Ella lo miró, desconcertada.
—¿Qué quieres decir? ¿Que me rinda?
Eros negó con la cabeza, esbozando una sonrisa que no llegó a sus ojos.
—No, nunca. Rendirse es para gente como Natalie, como tu madre. Pero también tienes que aceptar algo, niña: hay batallas que no puedes ganar en este momento. Perseus no es alguien a quien puedas derrotar con palabras bonitas o pequeños actos de rebeldía.
—¿Entonces qué hago? —preguntó ella, su voz temblando de frustración—. ¿Soportar todo esto hasta que me mate?
Eros dejó de comer y la miró directamente, con una intensidad que hizo que Pansy quisiera desviar la mirada, pero no lo hizo.
—No. Lo que haces es prepararte. Perseus te quiere rota porque sabe que una vez que te rompas, ya no serás una amenaza. Pero mientras sigas en pie, mientras sigas pensando, sintiendo, soñando… tienes algo que él no tiene. Libertad.
—¿Libertad? —repitió Pansy, incrédula—. Estoy atrapada en esta casa, bajo su control. Al igual que tu. No tengo libertad.
—La libertad no siempre es algo físico, Pansy —respondió Eros, su tono severo—. Es lo que haces con lo que tienes. Perseus quiere que pienses que no tienes opciones, pero siempre hay una, aunque sea pequeña. Tienes que ser más lista que él. Juega su juego hasta que puedas escapar y ganar.
Pansy guardó silencio, procesando sus palabras. Había verdad en lo que decía, pero también sentía que era un consejo cruel, incluso injusto.
—¿Es eso lo que hiciste tú? —preguntó finalmente, con cierto rencor en su voz—. ¿Jugar su juego? ¿Es por eso que estás aquí, encadenado como un animal?

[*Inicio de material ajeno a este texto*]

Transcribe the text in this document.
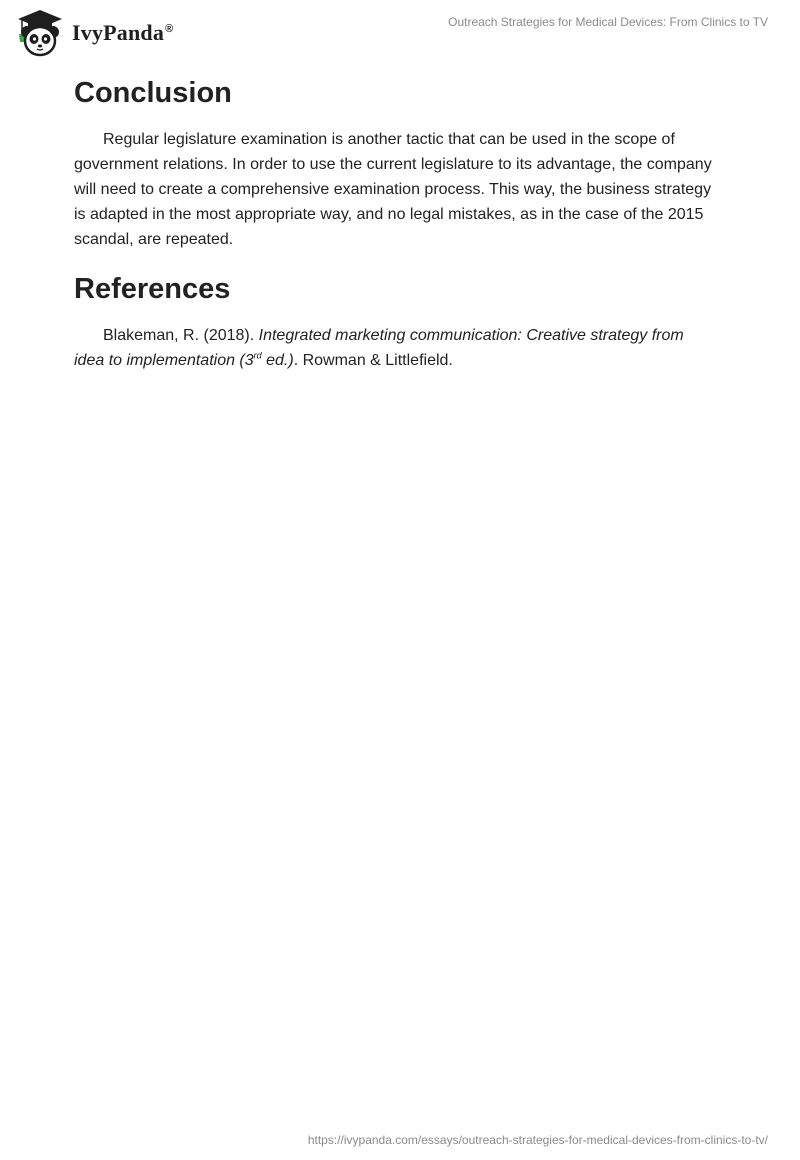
IvyPanda®	Outreach Strategies for Medical Devices: From Clinics to TV
Conclusion

Regular legislature examination is another tactic that can be used in the scope of government relations. In order to use the current legislature to its advantage, the company will need to create a comprehensive examination process. This way, the business strategy is adapted in the most appropriate way, and no legal mistakes, as in the case of the 2015 scandal, are repeated.

References

Blakeman, R. (2018). Integrated marketing communication: Creative strategy from idea to implementation (3rd ed.). Rowman & Littlefield.

https://ivypanda.com/essays/outreach-strategies-for-medical-devices-from-clinics-to-tv/
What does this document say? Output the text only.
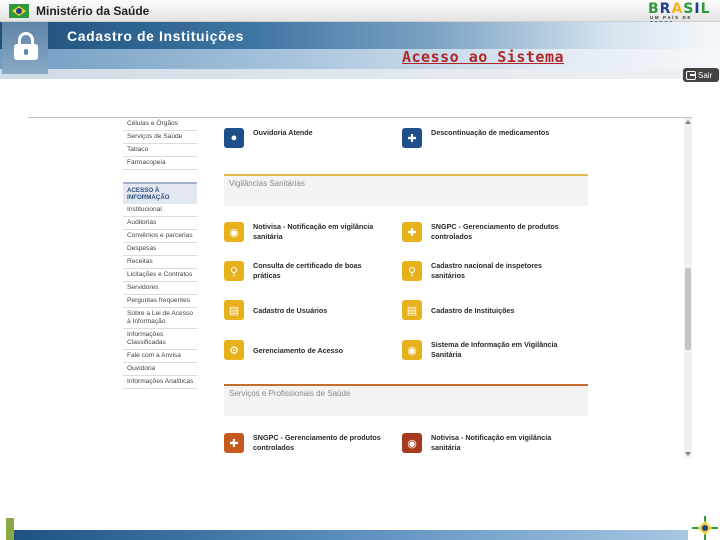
Ministério da Saúde	BRASIL
UM PAÍS DE
Cadastro de Instituições
Acesso ao Sistema
Sair
Células e Órgãos
Serviços de Saúde
Tabaco
Farmacopeia
ACESSO À INFORMAÇÃO
Institucional
Auditorias
Convênios e parcerias
Despesas
Receitas
Licitações e Contratos
Servidores
Perguntas frequentes
Sobre a Lei de Acesso à Informação
Informações Classificadas
Fale com a Anvisa
Ouvidoria
Informações Analíticas
●	Ouvidoria Atende	✚	Descontinuação de medicamentos
Vigilâncias Sanitárias
◉	Notivisa - Notificação em vigilância sanitária	✚	SNGPC - Gerenciamento de produtos controlados
⚲	Consulta de certificado de boas práticas	⚲	Cadastro nacional de inspetores sanitários
▤	Cadastro de Usuários	▤	Cadastro de Instituições
⚙	Gerenciamento de Acesso	◉	Sistema de Informação em Vigilância Sanitária
Serviços e Profissionais de Saúde
✚	SNGPC - Gerenciamento de produtos controlados	◉	Notivisa - Notificação em vigilância sanitária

Eros no se inmutó ante su tono.
—Cometí errores. Pensé que podía enfrentarlo directamente, que si luchaba con suficiente fuerza, podría cambiar algo. Pero subestimé su crueldad, su habilidad para destruirme desde dentro. Por eso te digo esto, Pansy. No cometas mis errores. Sé más lista. Sobrevive. No pongas a otros por encima de ti. Eso siempre es lo más importante. No temas dañar a otros por salvarte a ti.
Pansy apretó los puños, sintiendo una mezcla de rabia y tristeza que amenazaba con abrumarla.
—¿Y si no quiero sobrevivir? —preguntó en un susurro.
Eros extendió una mano débil hacia ella, sus dedos tocando los de Pansy con una suavidad que contrastaba con la brutalidad de su entorno.
—Quieres sobrevivir, Pansy. Lo sé porque sigues bajando aquí, a pesar de todo. Porque sigues ayudándome, porque sigues soñando con algo más.
Ella apartó la mirada, sintiéndose expuesta.
—No sé si puedo seguir soportándolo.
—Puedes —respondió Eros con una certeza que la sorprendió—. Porque eres una Parkinson, pero no eres como él. Eres aún mejor.
Pansy se levantó, recogiendo la bandeja vacía.
—No sé si eso es un consuelo o una maldición —murmuró.
Antes de que pudiera irse, Eros habló una vez más.
—Cuando llegue el momento, Pansy, recuerda esto: Perseus no es invencible. Puede que ahora te tenga bajo su control, pero no será así para siempre. Algún día, tendrás tu oportunidad.
Ella no respondió, pero sus palabras quedaron grabadas en su mente mientras subía las escaleras. Las sombras de las mazmorras parecían más pesadas que nunca, pero por primera vez, Pansy sintió que tal vez, solo tal vez, podía encontrar una salida.